Tuesday, February 24, 2009

Monster Mashup

Maybe it's because I never really cared for Jane Austen, but I find this rather funny. From the New York Times:
Quirk Books announced the publication of “Pride and Prejudice and Zombies,” an edition of Austen’s classic juiced up with “all-new scenes of bone-crunching zombie mayhem” by a Los Angeles television writer named Seth Grahame-Smith. (First line: “It is a truth universally acknowledged that a zombie in possession of brains must be in want of more brains.”)
But wait, there's more:
Elton John’s Rocket Pictures was developing a project called “Pride and Predator,” in which the giant alien from the 1987 cult classic pays a call on the Bennet family.
...
To some scholars, however, it’s a short leap from verbal sparring to real swordplay. “It makes sense to give Lizzie a grander scope for her action,” said Deidre Lynch, an associate professor of English at the University of Toronto and editor of “Janeites,” a collection of scholarly essays about Austen devotees. “It goes with the muddy petticoats and the rambling across the countryside in this unladylike way. The next step is ninja training.”
And there is no sign that it will stop there:
Next year, Ballantine Books will publish Michael Thomas Ford’s novel “Jane Bites Back,” in which Austen turns into a vampire, fakes her own death and lives quietly as a bookstore owner before finally driving a stake through the heart of everyone who has been making money off her for the last two centuries.

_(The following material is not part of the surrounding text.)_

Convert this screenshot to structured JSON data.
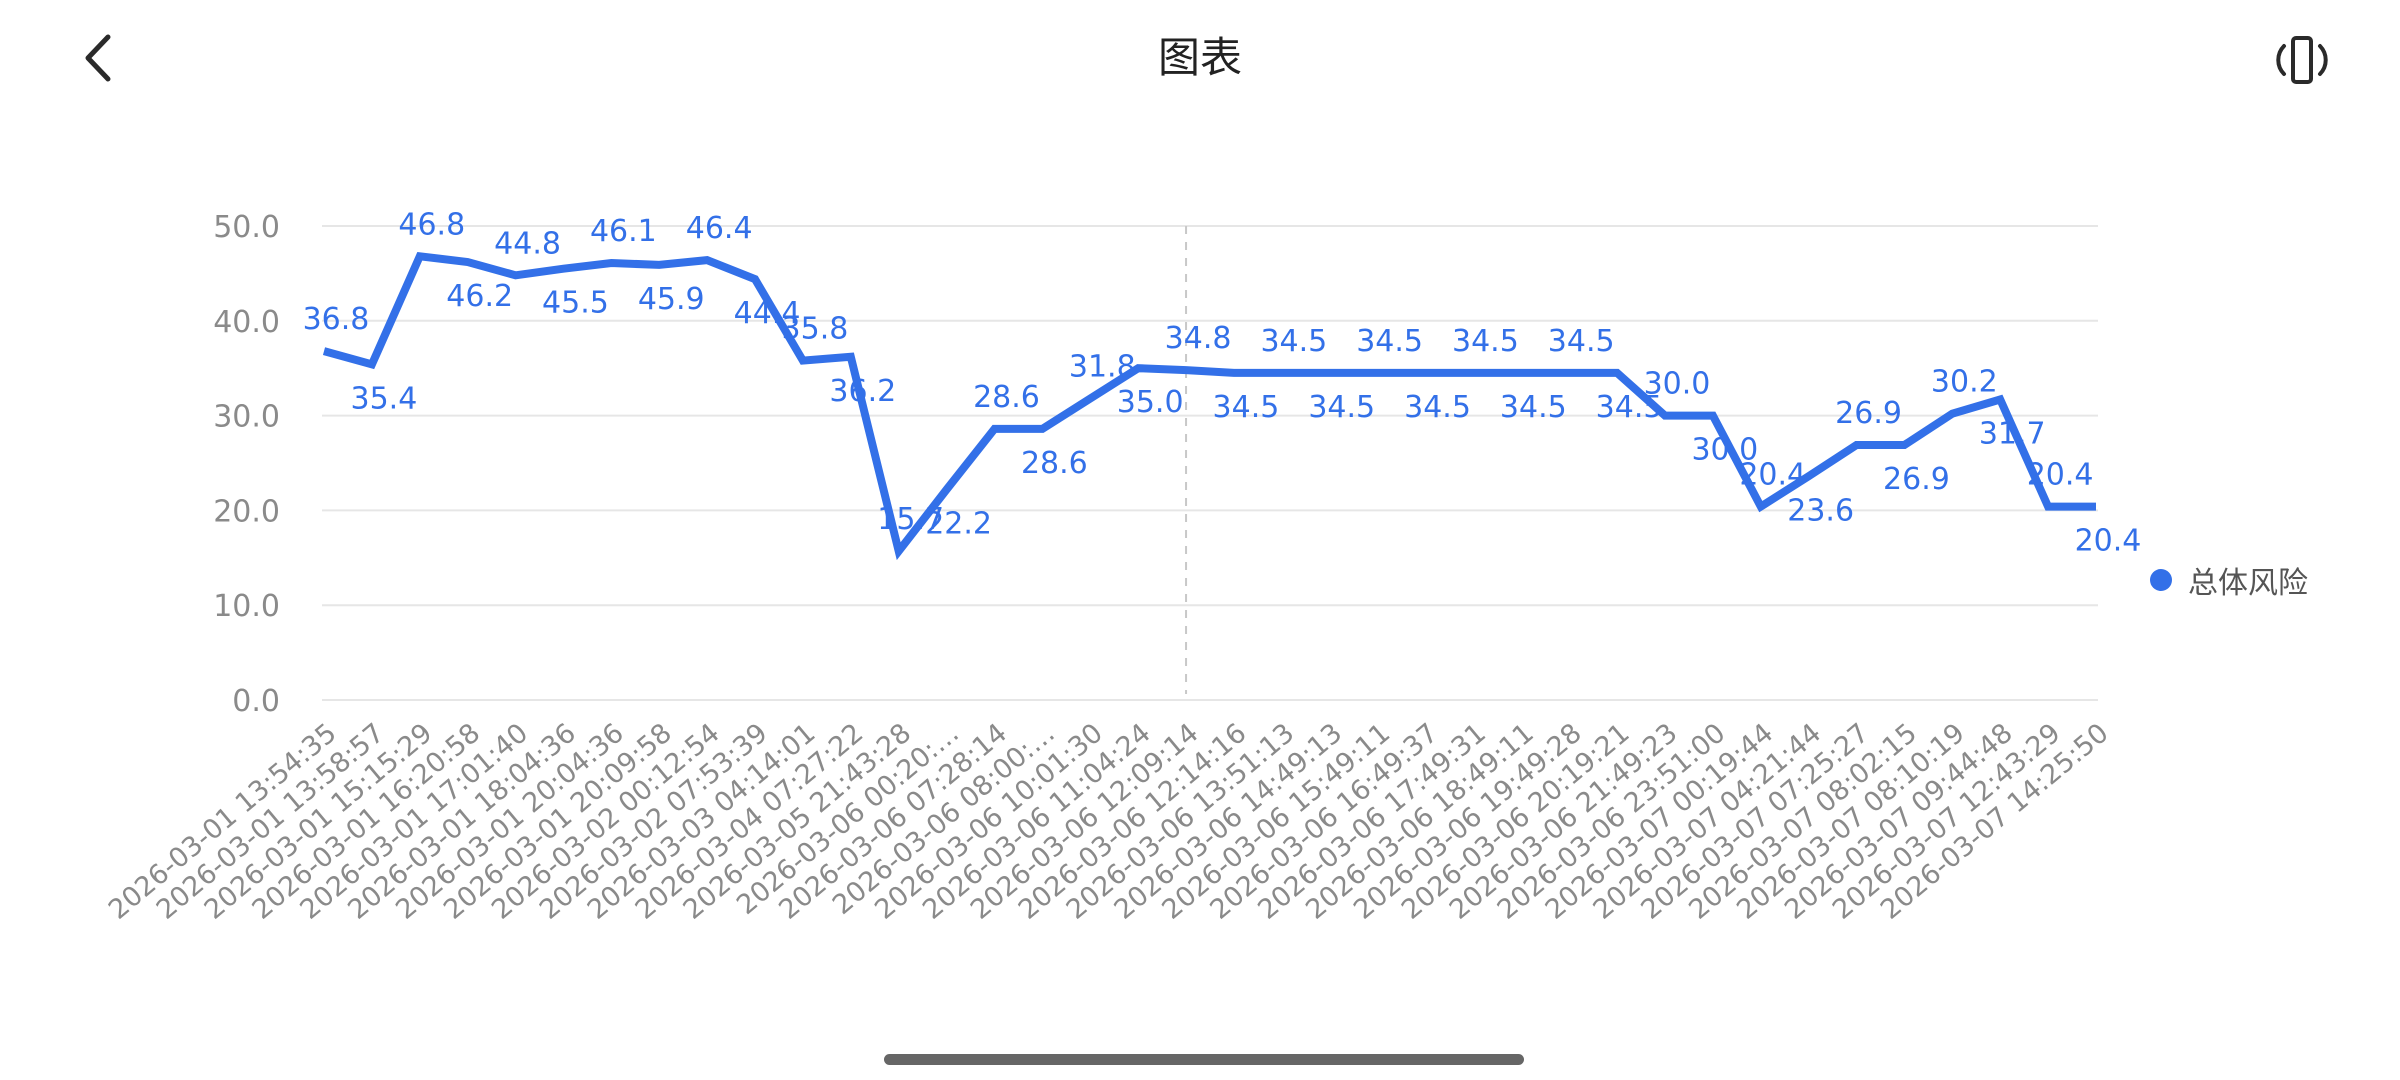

Then again, I did just start reading Drood, a fictional account of the "events" that led up to the writing of his last, uncompleted novel, The Mystery of Edwin Drood. From the flap copy:
On June 9, 1865, while traveling by train to London with his secret mistress, 53-year-old Charles Dickens--at the height of his powers and popularity, the most famous and successful novelist in the world and perhaps in the history of the world--hurtled into a disaster that changed his life forever.

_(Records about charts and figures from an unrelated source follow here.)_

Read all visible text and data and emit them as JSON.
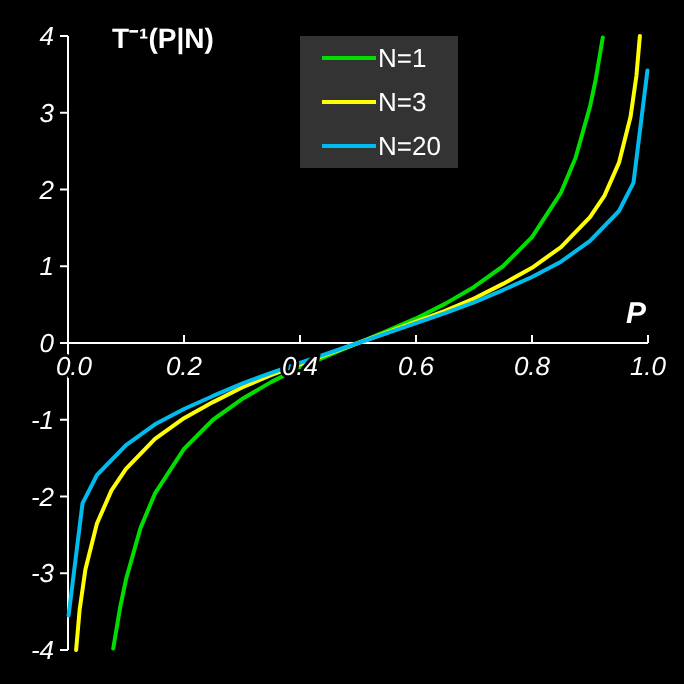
{
  "chart_data": {
    "type": "line",
    "ylabel": "T⁻¹(P|N)",
    "xlabel": "P",
    "xlim": [
      0,
      1
    ],
    "xticks": [
      {
        "value": 0,
        "label": "0.0"
      },
      {
        "value": 0.2,
        "label": "0.2"
      },
      {
        "value": 0.4,
        "label": "0.4"
      },
      {
        "value": 0.6,
        "label": "0.6"
      },
      {
        "value": 0.8,
        "label": "0.8"
      },
      {
        "value": 1,
        "label": "1.0"
      }
    ],
    "ylim": [
      -4,
      4
    ],
    "yticks": [
      -4,
      -3,
      -2,
      -1,
      0,
      1,
      2,
      3,
      4
    ],
    "legend": "top",
    "grid": false,
    "marker": "none",
    "line_style": "solid",
    "series": [
      {
        "name": "N=1",
        "color": "#00dd00",
        "x": [
          0.078,
          0.09,
          0.1,
          0.125,
          0.15,
          0.2,
          0.25,
          0.3,
          0.35,
          0.4,
          0.45,
          0.5,
          0.55,
          0.6,
          0.65,
          0.7,
          0.75,
          0.8,
          0.85,
          0.875,
          0.9,
          0.91,
          0.922
        ],
        "values": [
          -3.98,
          -3.44,
          -3.08,
          -2.41,
          -1.96,
          -1.38,
          -1,
          -0.73,
          -0.51,
          -0.32,
          -0.16,
          0,
          0.16,
          0.32,
          0.51,
          0.73,
          1,
          1.38,
          1.96,
          2.41,
          3.08,
          3.44,
          3.98
        ]
      },
      {
        "name": "N=3",
        "color": "#ffff00",
        "x": [
          0.014,
          0.02,
          0.03,
          0.05,
          0.075,
          0.1,
          0.15,
          0.2,
          0.25,
          0.3,
          0.35,
          0.4,
          0.45,
          0.5,
          0.55,
          0.6,
          0.65,
          0.7,
          0.75,
          0.8,
          0.85,
          0.9,
          0.925,
          0.95,
          0.97,
          0.98,
          0.986
        ],
        "values": [
          -4,
          -3.48,
          -2.95,
          -2.35,
          -1.92,
          -1.64,
          -1.25,
          -0.98,
          -0.77,
          -0.58,
          -0.42,
          -0.28,
          -0.14,
          0,
          0.14,
          0.28,
          0.42,
          0.58,
          0.77,
          0.98,
          1.25,
          1.64,
          1.92,
          2.35,
          2.95,
          3.48,
          4
        ]
      },
      {
        "name": "N=20",
        "color": "#00bbee",
        "x": [
          0.001,
          0.025,
          0.05,
          0.1,
          0.15,
          0.2,
          0.25,
          0.3,
          0.35,
          0.4,
          0.45,
          0.5,
          0.55,
          0.6,
          0.65,
          0.7,
          0.75,
          0.8,
          0.85,
          0.9,
          0.95,
          0.975,
          0.999
        ],
        "values": [
          -3.55,
          -2.09,
          -1.72,
          -1.33,
          -1.06,
          -0.86,
          -0.69,
          -0.53,
          -0.39,
          -0.26,
          -0.13,
          0,
          0.13,
          0.26,
          0.39,
          0.53,
          0.69,
          0.86,
          1.06,
          1.33,
          1.72,
          2.09,
          3.55
        ]
      }
    ]
  }
}
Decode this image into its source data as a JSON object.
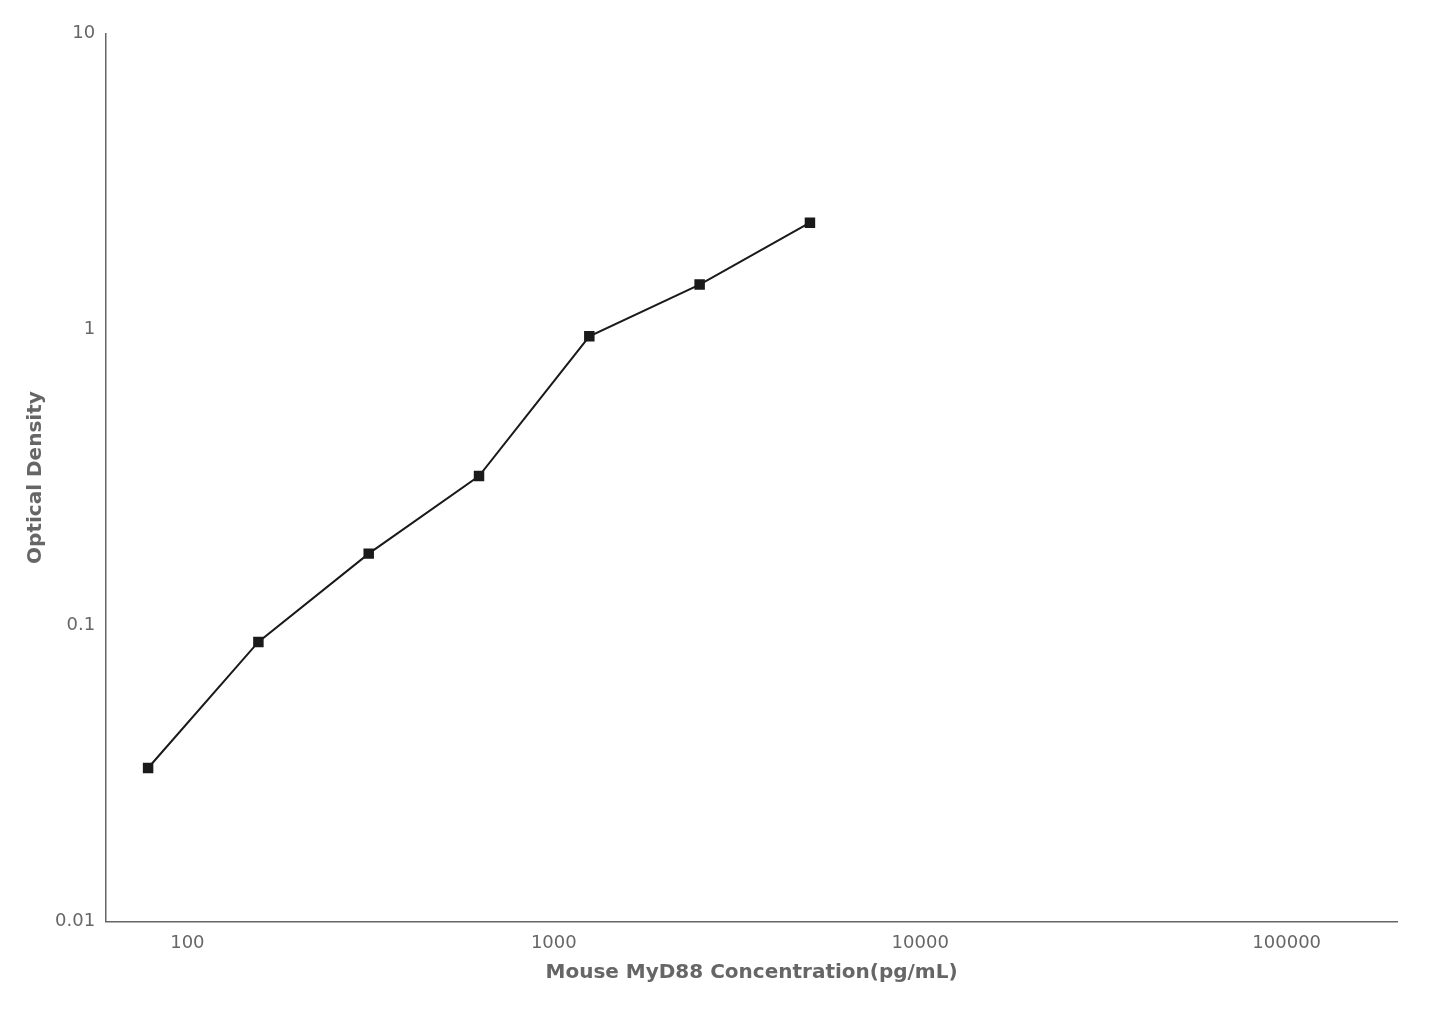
{
  "chart_data": {
    "type": "line",
    "x": [
      78.125,
      156.25,
      312.5,
      625,
      1250,
      2500,
      5000
    ],
    "values": [
      0.033,
      0.088,
      0.175,
      0.32,
      0.95,
      1.42,
      2.3
    ],
    "color": "#1a1a1a",
    "marker": "square",
    "xlabel": "Mouse MyD88 Concentration(pg/mL)",
    "ylabel": "Optical Density",
    "log": true,
    "xlim": [
      60,
      200000
    ],
    "ylim": [
      0.01,
      10
    ],
    "xticks": [
      100,
      1000,
      10000,
      100000
    ],
    "yticks": [
      0.01,
      0.1,
      1,
      10
    ],
    "grid": false
  }
}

Did Dickens begin living a dark double life after the accident? Were his nightly forays into the worst slums of London and his deepening obsession with corpses, crypts, murder, opium dens, the use of lime pits to dissolve bodies, and a hidden subterranean London mere research . . . or something more terrifying?
Although I'm only 50 pages into it, it's not bad, being narrated by the character of Dickens' friend and author in his own right, Wilkie Collins, so it has that Victorian tone to it. We'll see how it goes. Hopefully no zombies will show up.